Outra das qualidades do povo angolano é a capacidade de perdoar e de superar traumas.
São estas qualidades dos angolanos que garantem a unidade nacional. Contudo, elas não são suficientes como elementos transformadores do Estado, nem para o controlo das riquezas nacionais com vista ao desenvolvimento humano do país.
E há um terrível contraponto: o que é francamente mau é a qualidade dos políticos, dos líderes intelectuais, cívicos, sociais, comunitários e religiosos em Angola. Aqueles que deveriam estar mais próximos da população, a inspirar novas ideias, novas formas de pensar e de agir, aqueles que poderiam conduzir o país a uma nova era, são na verdade os mais fracos e temerosos, e muitos são simplesmente perigosos. Por falta de ideias, preferem a confusão. Há um deserto de ideias alimentado pelo caos.
Há uma grande franja da população que tem manifestado o seu desespero face a este estado de coisas. A reacção imediata é pegar na Constituição, analisar os poderes do presidente da República e atribuir-lhe todas as culpas.
Acontece que também o presidente da República olha para a Constituição à procura de um culpado. Esta não é, contudo, a sua tarefa. Tal como os demais dirigentes e decisores, também o presidente – ou sobretudo o presidente – tem de saber liderar e levar a bom porto as aspirações do povo. Deve rodear-se de executores competentes e responsáveis, capazes de transformar estas aspirações em medidas que conduzam à melhoria das condições de vida da população. O presidente deve ser o fiel depositário das esperanças do povo, e deve ser capaz de manter a motivação dos cidadãos por meio de palavras e de actos. A sua liderança deve ser clara e bem comunicada.
Ao fim destes 45 anos de existência enquanto país livre e independente, concentremo-nos então, por meio da leitura da Constituição, no poder supremo do povo, grande soberano em Angola. Devolver o poder a quem o poder pertence, com vista à construção de um verdadeiro Estado de Direito democrático, deve ser a principal tarefa de todos aqueles que pensam no bem comum para o povo angolano e no desenvolvimento do país.

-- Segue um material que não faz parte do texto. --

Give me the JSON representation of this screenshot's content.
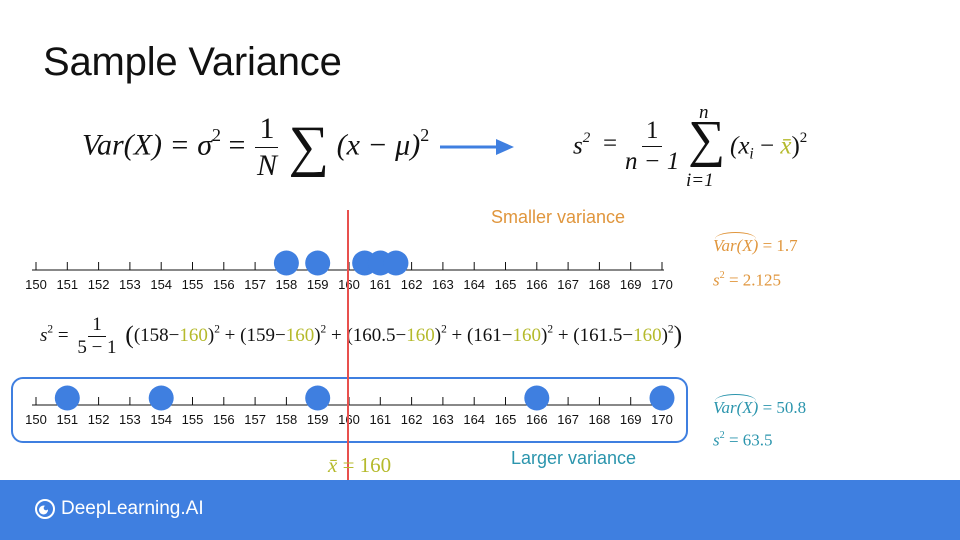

Apesar das muitas décadas que entretanto decorreram, mais do que nunca é preciso trabalhar para que tenhamos menos intervenção e mais qualidade do Estado, por via dos actos do governo. Quanto menos o Estado intervier na vida do cidadão, mais este poderá dedicar-se a iniciativas privadas profícuas, promover o desenvolvimento e responsabilizar-se pelo destino comum. Só assim teremos um país de possibilidades.
Precisamos, pois, de mais uma qualidade enquanto povo: a da responsabilidade colectiva. É esta qualidade que nos levará por caminhos virtuosos, em que o presidente da República é somente o escolhido do povo para liderar a sua vontade colectiva por tempo determinado.